The lenders who want to do the right thing are forced to make decisions on incomplete information (because payments are missing from the credit file) which once again leads to higher interest rates being charged.

Should any of that be a concern to you? It is the USA after all; it would never happen here in Australia…. would it?

One of the most alarming problems with this system can best be explained in the following example.

You rent a house from someone and regularly pay them rent. However, there is no system for your landlord to record your rent payments into your credit file.

It’s not only your rent you pay on time. You pay all your services and other bills on time as well. Once again none of these payments are recorded on your credit file.

So; when you go to purchase a house, because you have never borrowed money and therefore made no loan repayments your credit file will not have any evidence of how diligent you are at paying your bills and as a result your credit rating will be low.

Because of this you are charged a higher interest rate for your mortgage or you simply won’t get one at all.

Phone bills, electricity bills, rates payments, insurance payments, car registration etc all NEED to be recorded on our Credit Files to demonstrate we are creditworthy people if we are going down this road but that is not going to happen.

Why would your landlord bother to send in your rent payment information unless there was a penalty for not doing so??? They might be motivated to report you if you miss a payment or two but otherwise it’s just one more job they have to do and heaven knows we don’t want MORE paperwork!

The saying “If it ain’t broke, don’t fix it” rings loud and clear to me! We are opening a can of worms and once the worms are out of the can we won’t be able to get them back in!!!

I heard of an elderly lady in the USA who had paid cash for everything all her life and when someone crashed into her car with no insurance she could not get a loan to purchase a new one because she had no credit history!

I’ll leave you with this thought….

Since we have taken the first step; just suppose for a moment that we do continue down the same path as the USA with credit scores based on our credit file history.

Do you think our banks would welcome this change?

With the current system for mortgage interest rates in Australia, anyone who qualifies for a loan pays the same interest rate as the next person.

If you have a Credit Score based on your credit file history, it will be used to determine what interest rate you pay for the money you borrow and the banks will be able to charge a higher interest rate for anyone who has a poor or incomplete credit file.

You don’t have to be too smart to answer my question!

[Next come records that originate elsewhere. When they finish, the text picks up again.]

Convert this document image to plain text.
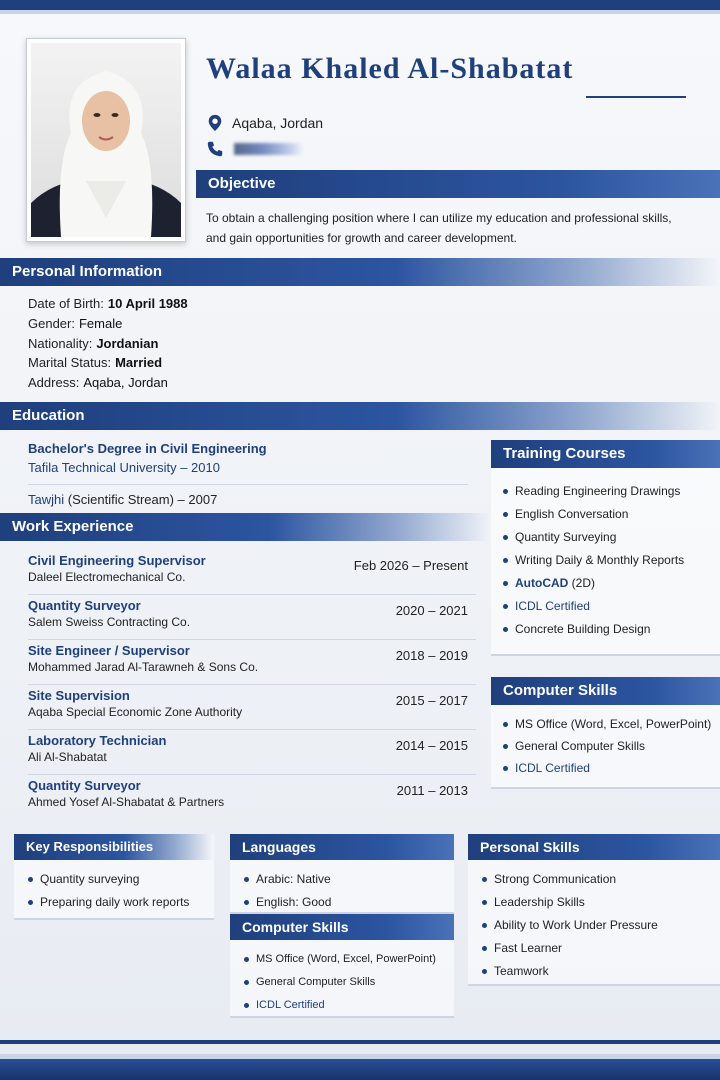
Walaa Khaled Al-Shabatat
Aqaba, Jordan
Objective
To obtain a challenging position where I can utilize my education and professional skills, and gain opportunities for growth and career development.
Personal Information
Date of Birth: 10 April 1988
Gender: Female
Nationality: Jordanian
Marital Status: Married
Address: Aqaba, Jordan
Education
Bachelor's Degree in Civil Engineering
Tafila Technical University – 2010
Tawjhi (Scientific Stream) – 2007
Work Experience
Civil Engineering Supervisor
Daleel Electromechanical Co.
Feb 2026 – Present
Quantity Surveyor
Salem Sweiss Contracting Co.
2020 – 2021
Site Engineer / Supervisor
Mohammed Jarad Al-Tarawneh & Sons Co.
2018 – 2019
Site Supervision
Aqaba Special Economic Zone Authority
2015 – 2017
Laboratory Technician
Ali Al-Shabatat
2014 – 2015
Quantity Surveyor
Ahmed Yosef Al-Shabatat & Partners
2011 – 2013
Training Courses
Reading Engineering Drawings
English Conversation
Quantity Surveying
Writing Daily & Monthly Reports
AutoCAD (2D)
ICDL Certified
Concrete Building Design
Computer Skills
MS Office (Word, Excel, PowerPoint)
General Computer Skills
ICDL Certified
Key Responsibilities
Quantity surveying
Preparing daily work reports
Languages
Arabic: Native
English: Good
Computer Skills
MS Office (Word, Excel, PowerPoint)
General Computer Skills
ICDL Certified
Personal Skills
Strong Communication
Leadership Skills
Ability to Work Under Pressure
Fast Learner
Teamwork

There is a web-site outlining today’s changes. It’s at http://www.creditsmart.org.au/

There you will find an animated video clip outlining today’s changes in legislation. It also has a brief explanation of the reasons for the changes and then the Pro’s and Con’s of these changes. If you look to see who paid for that web-site you will see it is a ‘who’s who’ of the lending industry in Australia!

Is that a coincidence?

Now I might be worrying about nothing here! There is no mention of people having credit scores in what I have read when researching this article so it might all be a load of scary fluff!

Today you will not notice one thing different than yesterday however the door is now open.

It will take years for all this to evolve into whatever it evolves into. I sincerely hope I am wrong and we do not end up like the USA. Being forewarned might make us smarter here in Australia. I certainly hope so!

I suggest you stay aware and watch to see what happens over the years ahead and write to your local MP if you see changes come through that look like we are continuing down that path!